I lok at source on these, lisp.c is a great example About 500 lines of code, but they limit the use of separators and odd punctuation so they have minimal tokenizer. The basic c interpreters were generally a thousand lines, but supported flexible layout, had better tokenizers. All defined the Turing complete package, they can all be nested within a default expression, for example.
The lisp and forth implementations make great byte code engines on the bus. Much of the enterprise processing of data consists of stacking and unstacking the stuff,waiting for dependencies or ordering by precedence. Or masp a lisp list to args is, just flood rgs with a chain of lisp executives, even add better tokenizing to the language so users can lay i out, even substitute brackets for parenth?, I dunno. But on the Bus, lisp is a tool, used by other tools.

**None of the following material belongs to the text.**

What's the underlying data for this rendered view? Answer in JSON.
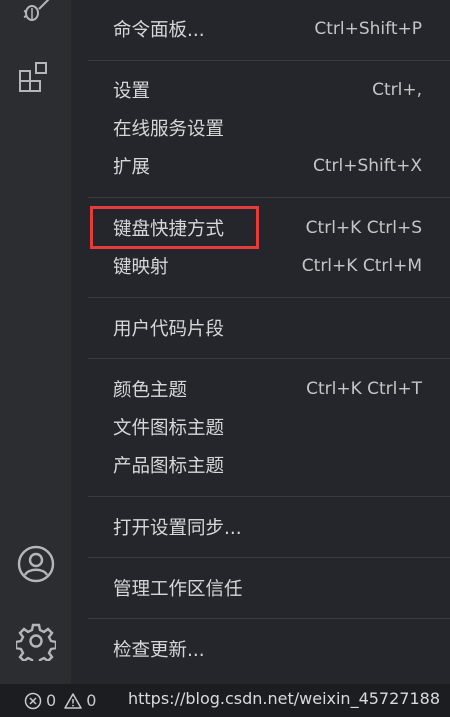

So we can see hardly, my new invention which is hardly a syntax at all, it is a buch of API entry points to bunches of high speed stacks with push, pop,pull,lift,shunt; and a bunch of whatever functions one can do with groups of stacks. Use them fr gaming, bring up the qt_gamer_lite loadable, stack you creatures in stacks, make reconfigurable gaming environment.
Snippets,everywhere I look great snippets; the lisp.c was a great find, a bit of an eye opener. We should get a good bash execution unit for under a thousand lines. If they work on args list, they ll nest, automatically, or console loop burps on a violation.